Saturday 1 September 2012

How the Cuddle Hormone Oxytocin May Improve Your Life

Human enhancement always sounds good on paper, but if you look at how enhancement techniques are actually being used, you may be excused for having doubts about the whole enterprise. Just take the neurotransmitter oxytocin, which has been celebrated as a wonder drug, a "cuddle hormone" and "love hormone". It is supposed to enhance our social competence, to make us nicer and more considerate, more attentive to the needs of others, generally more trusting and at the same time more self-confident. It even increases the sexual drive in men.

All that sounds really wonderful, doesn't it? And sure enough, the pharmaceutical companies have quickly realised the potential of that little hormone, so that meanwhile you can buy it on the internet as a nose spray - which has been welcomed by some enhancement enthusiasts as an important step towards the urgently needed moral improvement of humanity. However, the way such sprays are marketed speaks a different language and makes it very clear what this is really all about. Just take the aptly named 'Liquid Trust Enhanced', which is sold and marketed by Vero Labs (for a handsome amount) as "trust in a bottle" and openly advertised as an extremely efficient tool to manipulate other people. Under the slogan "Trust is Power" it is described what the spray can be used for and how you can benefit from it. For instance, if you happen to be a salesperson, Liquid Trust Enhanced will help you to sell more because, if you spray yourself with it, people will be inclined to trust you: "Close the deal!
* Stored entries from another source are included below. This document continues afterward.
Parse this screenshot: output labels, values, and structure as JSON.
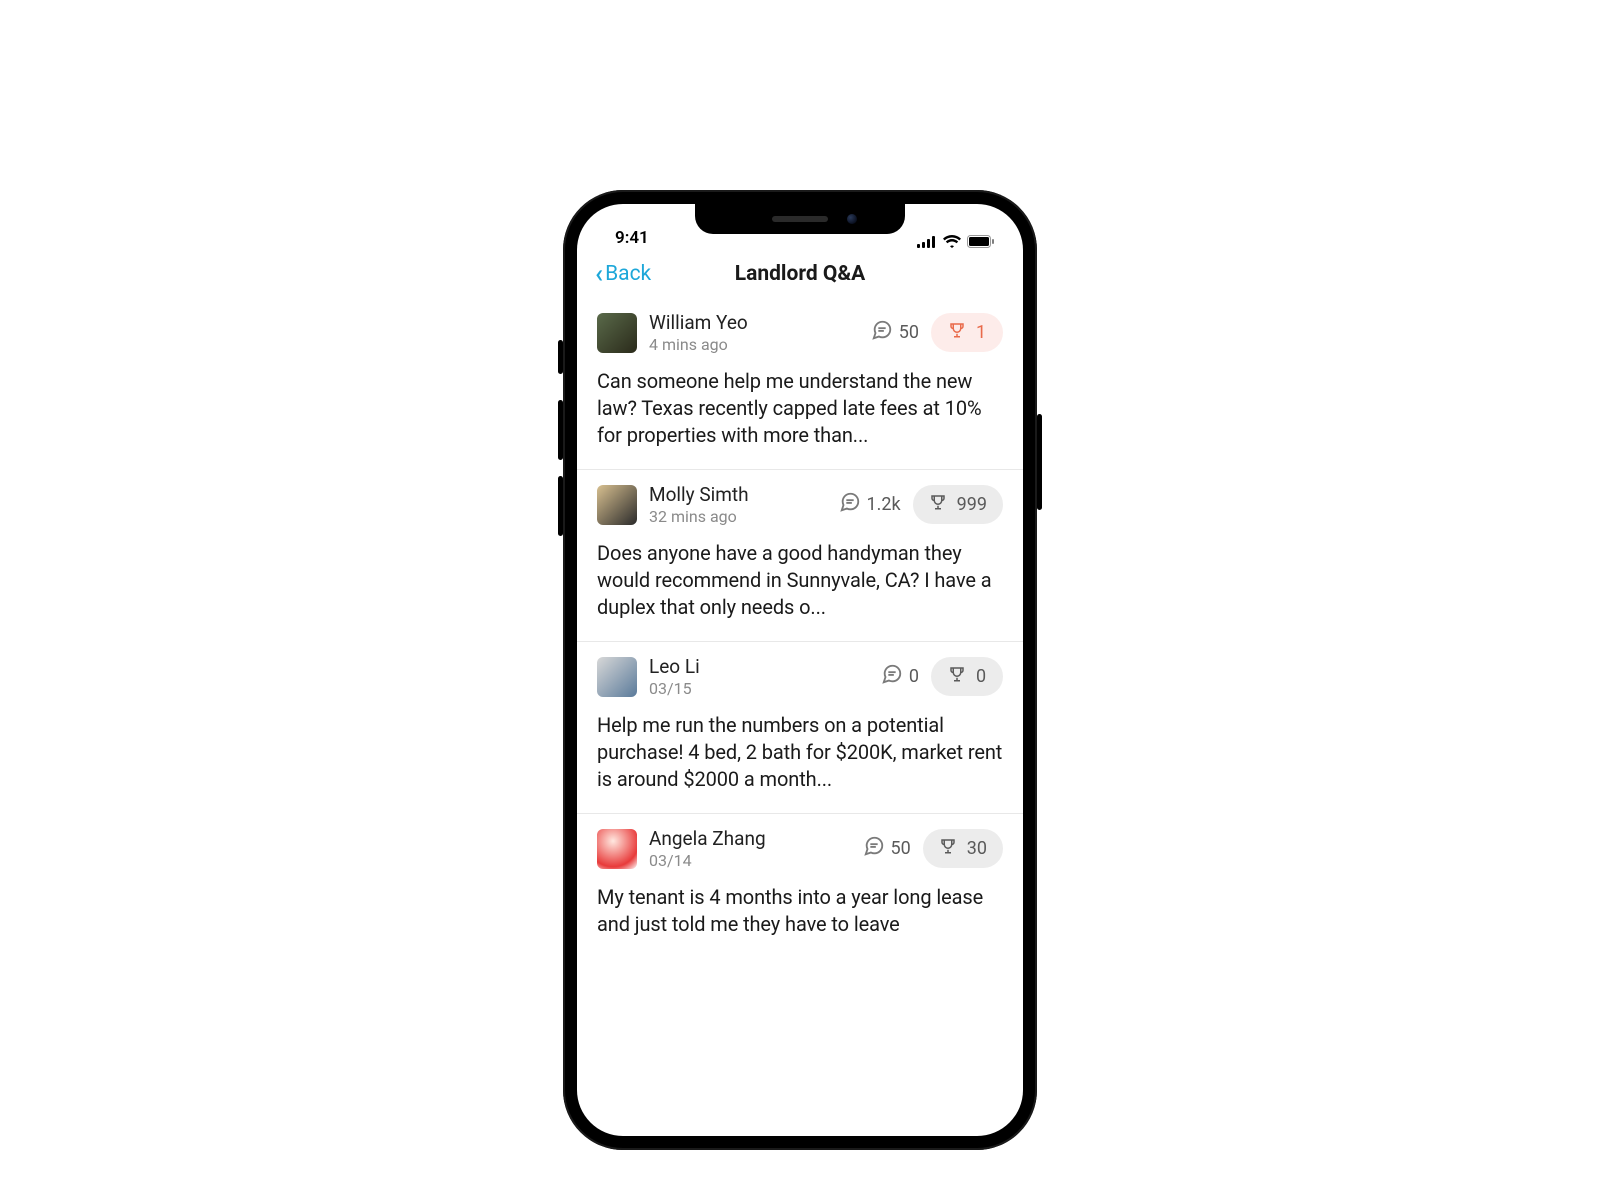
{
  "status_bar": {
    "time": "9:41"
  },
  "nav": {
    "back_label": "Back",
    "title": "Landlord Q&A"
  },
  "posts": [
    {
      "author": "William Yeo",
      "timestamp": "4 mins ago",
      "comments": "50",
      "awards": "1",
      "award_hot": true,
      "body": "Can someone help me understand the new law? Texas recently capped late fees at 10% for properties with more than..."
    },
    {
      "author": "Molly Simth",
      "timestamp": "32 mins ago",
      "comments": "1.2k",
      "awards": "999",
      "award_hot": false,
      "body": "Does anyone have a good handyman they would recommend in Sunnyvale, CA? I have a duplex that only needs o..."
    },
    {
      "author": "Leo Li",
      "timestamp": "03/15",
      "comments": "0",
      "awards": "0",
      "award_hot": false,
      "body": "Help me run the numbers on a potential purchase! 4 bed, 2 bath for $200K, market rent is around $2000 a month..."
    },
    {
      "author": "Angela Zhang",
      "timestamp": "03/14",
      "comments": "50",
      "awards": "30",
      "award_hot": false,
      "body": "My tenant is 4 months into a year long lease and just told me they have to leave"
    }
  ]
}
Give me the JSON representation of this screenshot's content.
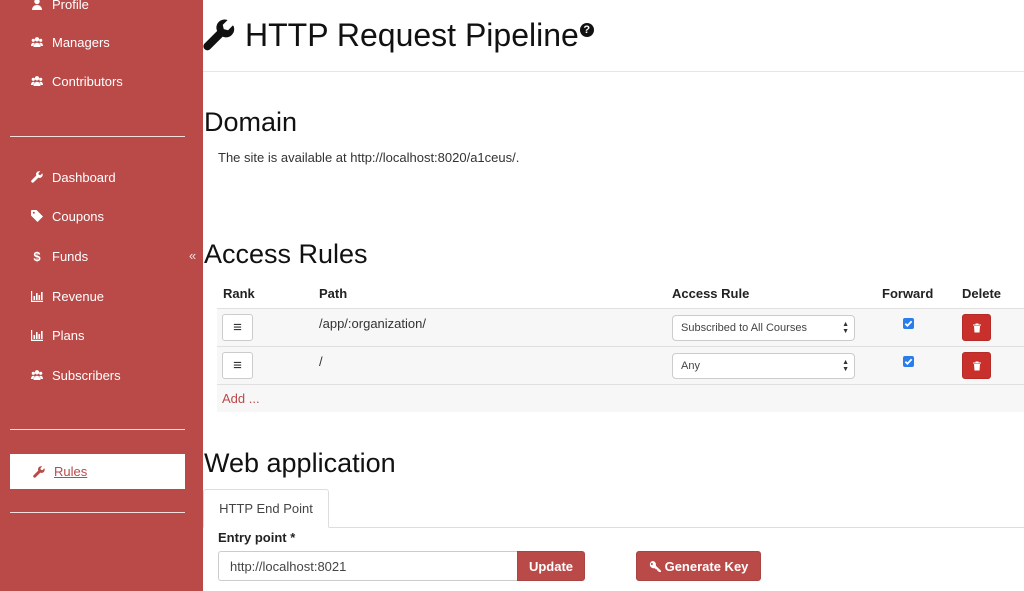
{
  "sidebar": {
    "items_top": [
      {
        "label": "Profile",
        "icon": "user-icon"
      },
      {
        "label": "Managers",
        "icon": "users-icon"
      },
      {
        "label": "Contributors",
        "icon": "users-icon"
      }
    ],
    "items_mid": [
      {
        "label": "Dashboard",
        "icon": "wrench-icon"
      },
      {
        "label": "Coupons",
        "icon": "tag-icon"
      },
      {
        "label": "Funds",
        "icon": "dollar-icon"
      },
      {
        "label": "Revenue",
        "icon": "bar-chart-icon"
      },
      {
        "label": "Plans",
        "icon": "bar-chart-icon"
      },
      {
        "label": "Subscribers",
        "icon": "users-icon"
      }
    ],
    "collapse_glyph": "«",
    "active_item": {
      "label": "Rules",
      "icon": "wrench-icon"
    }
  },
  "header": {
    "title": "HTTP Request Pipeline",
    "help_glyph": "?"
  },
  "domain": {
    "heading": "Domain",
    "text": "The site is available at http://localhost:8020/a1ceus/."
  },
  "access_rules": {
    "heading": "Access Rules",
    "columns": {
      "rank": "Rank",
      "path": "Path",
      "rule": "Access Rule",
      "forward": "Forward",
      "delete": "Delete"
    },
    "rows": [
      {
        "rank_glyph": "≡",
        "path": "/app/:organization/",
        "rule": "Subscribed to All Courses",
        "forward": true
      },
      {
        "rank_glyph": "≡",
        "path": "/",
        "rule": "Any",
        "forward": true
      }
    ],
    "add_label": "Add ..."
  },
  "web_app": {
    "heading": "Web application",
    "tab_label": "HTTP End Point",
    "entry_label": "Entry point *",
    "entry_value": "http://localhost:8021",
    "update_label": "Update",
    "generate_label": "Generate Key"
  },
  "colors": {
    "brand": "#b94a48",
    "danger": "#c9302c",
    "check": "#2b7de9"
  }
}
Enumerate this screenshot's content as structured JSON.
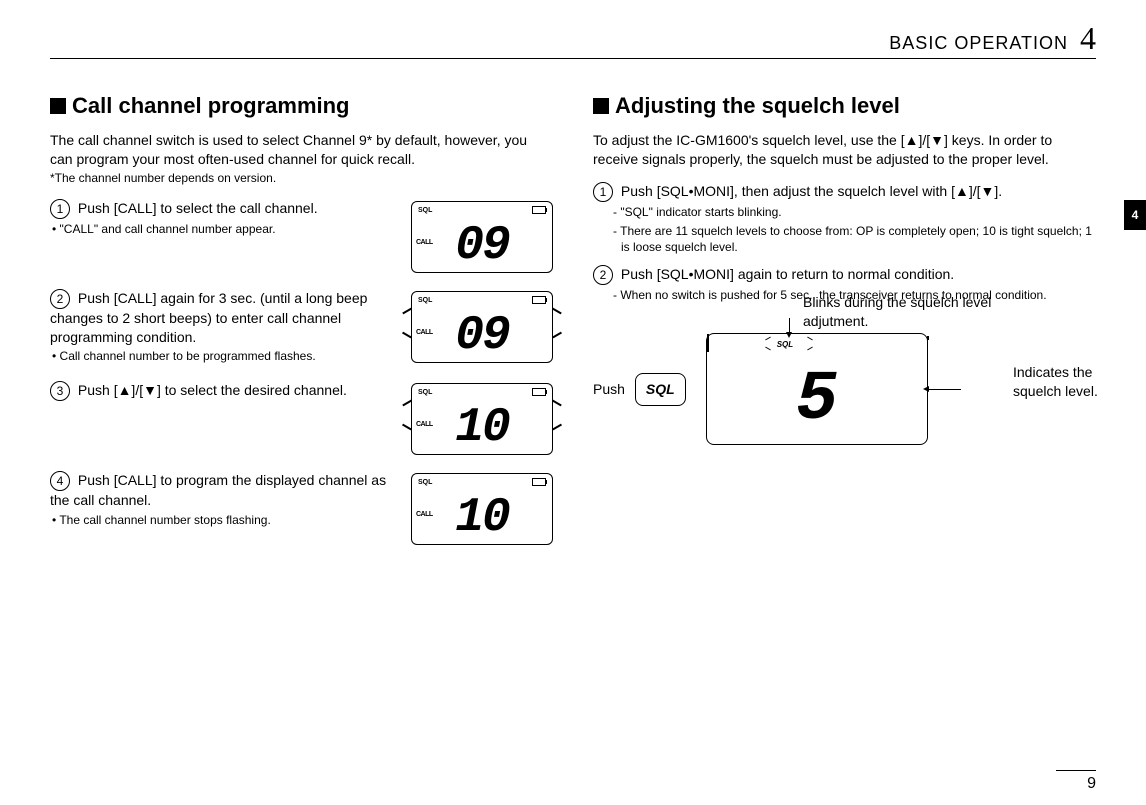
{
  "header": {
    "section": "BASIC OPERATION",
    "chapter_num": "4"
  },
  "side_tab": "4",
  "left": {
    "heading": "Call channel programming",
    "intro": "The call channel switch is used to select Channel 9* by default, however, you can program your most often-used channel for quick recall.",
    "footnote": "*The channel number depends on version.",
    "steps": [
      {
        "num": "1",
        "text": "Push [CALL] to select the call channel.",
        "sub": "• \"CALL\" and call channel number appear.",
        "lcd_digits": "09",
        "flash": false
      },
      {
        "num": "2",
        "text": "Push [CALL] again for 3 sec. (until a long beep changes to 2 short beeps) to enter call channel programming condition.",
        "sub": "• Call channel number to be programmed flashes.",
        "lcd_digits": "09",
        "flash": true
      },
      {
        "num": "3",
        "text": "Push [▲]/[▼] to select the desired channel.",
        "sub": "",
        "lcd_digits": "10",
        "flash": true
      },
      {
        "num": "4",
        "text": "Push [CALL] to program the displayed channel as the call channel.",
        "sub": "• The call channel number stops flashing.",
        "lcd_digits": "10",
        "flash": false
      }
    ],
    "lcd_labels": {
      "sql": "SQL",
      "call": "CALL"
    }
  },
  "right": {
    "heading": "Adjusting the squelch level",
    "intro": "To adjust the IC-GM1600's squelch level, use the [▲]/[▼] keys. In order to receive signals properly, the squelch must be adjusted to the proper level.",
    "steps": [
      {
        "num": "1",
        "text": "Push [SQL•MONI], then adjust the squelch level with [▲]/[▼].",
        "subs": [
          "- \"SQL\" indicator starts blinking.",
          "- There are 11 squelch levels to choose from: OP is completely open; 10 is tight squelch; 1 is loose squelch level."
        ]
      },
      {
        "num": "2",
        "text": "Push [SQL•MONI] again to return to normal condition.",
        "subs": [
          "- When no switch is pushed for 5 sec., the transceiver returns to normal condition."
        ]
      }
    ],
    "diagram": {
      "push_label": "Push",
      "key_label": "SQL",
      "blinks_label": "Blinks during the squelch level adjutment.",
      "indicates_label": "Indicates the squelch level.",
      "lcd_digit": "5",
      "lcd_sql": "SQL"
    }
  },
  "page_number": "9"
}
Sell more of your products and services!" Yet even if that doesn't work out, never mind, you will get a pay raise anyway because your boss, too, will be impressed by you even without a particular reason, and will trust in you if you beguile him with your irresistable oxytocin smell: "Give your career a powerful boost! Ask for a raise - And GET IT!" It is also useful in private matters, because it will make it much easier for you to start personal and especially sexual relationships: "Meet more women because they trust you more." So there can be no doubt that this fantastic product is not only "the ultimate career builder", but also "the ultimate sales tool for relationships".

I think the example shows very nicely how on the one hand the enhanced human may become more capable of manipulating the world around him (including other people), but on the other also more prone to be manipulated by others. It seems that the more extensive the control we gain, the more extensive is also the control that we may be subjected to.